La division générale n’avait pas à examiner si le congédiement du prestataire était légal

[29] Le prestataire soutient que la division générale n’a pas examiné si son employeuse l’avait congédié injustement de son emploi. Il affirme que lorsqu’un congédiement est illégal, il n’y a pas d’inconduite.

[30] Je conclus que la division générale n’a pas omis d’examiner la question du congédiement injustifié, car elle n’est pas pertinente pour trancher les cas d’inconduite au sens de la Loi sur l’assurance-emploi. La division générale n’a pas le pouvoir de décider si une partie prestataire a été congédiée injustement. Cette question relève d’une autre instanceNote de bas de page 18.

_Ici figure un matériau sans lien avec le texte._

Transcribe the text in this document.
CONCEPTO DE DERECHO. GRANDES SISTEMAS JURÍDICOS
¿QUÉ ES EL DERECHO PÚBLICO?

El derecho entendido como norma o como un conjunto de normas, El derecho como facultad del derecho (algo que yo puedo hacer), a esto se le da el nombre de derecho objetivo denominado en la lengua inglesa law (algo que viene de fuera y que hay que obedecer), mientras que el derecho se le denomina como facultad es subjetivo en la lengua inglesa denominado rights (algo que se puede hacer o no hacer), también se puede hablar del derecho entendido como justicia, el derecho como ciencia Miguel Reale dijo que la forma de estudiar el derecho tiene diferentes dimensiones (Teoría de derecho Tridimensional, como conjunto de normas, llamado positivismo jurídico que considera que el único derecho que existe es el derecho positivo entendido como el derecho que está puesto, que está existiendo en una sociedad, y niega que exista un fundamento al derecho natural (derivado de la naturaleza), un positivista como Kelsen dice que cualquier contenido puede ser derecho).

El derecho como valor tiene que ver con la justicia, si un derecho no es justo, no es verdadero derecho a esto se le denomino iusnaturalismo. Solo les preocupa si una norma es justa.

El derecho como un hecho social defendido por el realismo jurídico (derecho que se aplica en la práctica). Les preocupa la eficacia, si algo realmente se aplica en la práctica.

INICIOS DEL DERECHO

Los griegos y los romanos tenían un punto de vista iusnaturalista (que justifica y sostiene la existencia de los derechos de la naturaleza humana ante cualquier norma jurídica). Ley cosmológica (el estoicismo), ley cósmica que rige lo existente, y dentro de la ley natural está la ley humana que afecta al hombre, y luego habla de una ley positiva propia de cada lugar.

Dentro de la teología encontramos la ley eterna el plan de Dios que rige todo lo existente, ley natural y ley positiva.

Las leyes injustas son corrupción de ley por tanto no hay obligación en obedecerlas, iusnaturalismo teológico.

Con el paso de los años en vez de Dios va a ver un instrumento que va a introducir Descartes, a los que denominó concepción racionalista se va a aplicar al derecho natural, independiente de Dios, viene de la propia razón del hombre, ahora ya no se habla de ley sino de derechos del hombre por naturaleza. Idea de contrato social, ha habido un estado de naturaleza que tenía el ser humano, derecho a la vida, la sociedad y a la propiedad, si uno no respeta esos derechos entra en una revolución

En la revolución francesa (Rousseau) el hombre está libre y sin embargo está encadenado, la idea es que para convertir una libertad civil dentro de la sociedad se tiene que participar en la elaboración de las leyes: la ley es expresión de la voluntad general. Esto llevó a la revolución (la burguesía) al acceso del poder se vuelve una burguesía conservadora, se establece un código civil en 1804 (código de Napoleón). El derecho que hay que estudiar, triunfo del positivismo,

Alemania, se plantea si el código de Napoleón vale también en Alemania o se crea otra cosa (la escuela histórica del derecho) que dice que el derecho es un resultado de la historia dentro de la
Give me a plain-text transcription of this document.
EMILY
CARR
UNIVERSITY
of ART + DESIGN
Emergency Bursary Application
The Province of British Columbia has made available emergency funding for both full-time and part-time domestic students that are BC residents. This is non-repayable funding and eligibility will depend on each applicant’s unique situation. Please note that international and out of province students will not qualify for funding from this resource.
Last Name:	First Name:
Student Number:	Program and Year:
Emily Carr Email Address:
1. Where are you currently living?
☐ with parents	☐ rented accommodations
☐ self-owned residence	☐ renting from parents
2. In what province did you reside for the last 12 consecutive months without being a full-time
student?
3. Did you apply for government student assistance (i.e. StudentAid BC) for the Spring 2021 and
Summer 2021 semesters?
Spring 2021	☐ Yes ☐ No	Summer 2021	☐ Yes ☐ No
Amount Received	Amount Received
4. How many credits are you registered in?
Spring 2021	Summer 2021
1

[31] Cela ne veut pas dire que le prestataire n’a pas d’autres options. Toutefois, tout recours qu’il pourrait avoir contre son employeuse pour un congédiement injustifié se trouve ailleurs. Il peut consulter un service juridique pour obtenir des conseils sur la meilleure façon de procéder.

La division générale n’avait pas à examiner si l’employeuse aurait pu offrir des mesures d’adaptation au prestataire

[32] Le prestataire soutient que la division générale n’a pas examiné si son employeuse aurait dû lui offrir des mesures d’adaptation, par exemple en lui proposant des options autres que la vaccination ou des solutions de rechange à la vaccination. De cette façon, il n’aurait pas eu à se faire vacciner.

[33] Je conclus que la division générale n’a pas omis d’examiner cette question parce que l’obligation d’un employeur d’offrir des mesures d’adaptation n’est pas pertinente pour trancher les cas d’inconduite au sens de la Loi sur l’assurance-emploiNote de bas de page 19.

La division générale n’a pas omis d’examiner si l’employeuse pouvait modifier unilatéralement les conditions d’emploi du prestataire

[34] Contrairement aux arguments avancés par le prestataire, la division générale n’a pas omis d’examiner si l’employeuse pouvait modifier unilatéralement les conditions d’emploi pour exiger la vaccination. La division générale n’avait pas à examiner cette question. Il ne s’agissait pas d’une question pertinente dont la division générale devait tenir compte lorsqu’elle a décidé si le prestataire avait commis une inconduite.

[35] Le prestataire soutient que son employeuse n’avait pas le droit de modifier les conditions de son emploi en mettant en place de nouvelles politiques. Donc, il dit que si son contrat initial n’exigeait pas la vaccination, il ne devrait pas avoir à se faire vacciner contre sa volonté.

[36] Toutefois, comme je l’ai mentionné plus haut, la question concernant le contrat de travail du prestataire n’était pas pertinente. Un employeur peut mettre en place de nouvelles politiques. Il n’est pas nécessaire que ces politiques fassent partie du contrat de travail pour qu’il y ait inconduite.

Conclusion

[37] L’appel est rejeté.

[38] La division générale n’a pas commis d’erreur qui correspond aux moyens d’appel permis.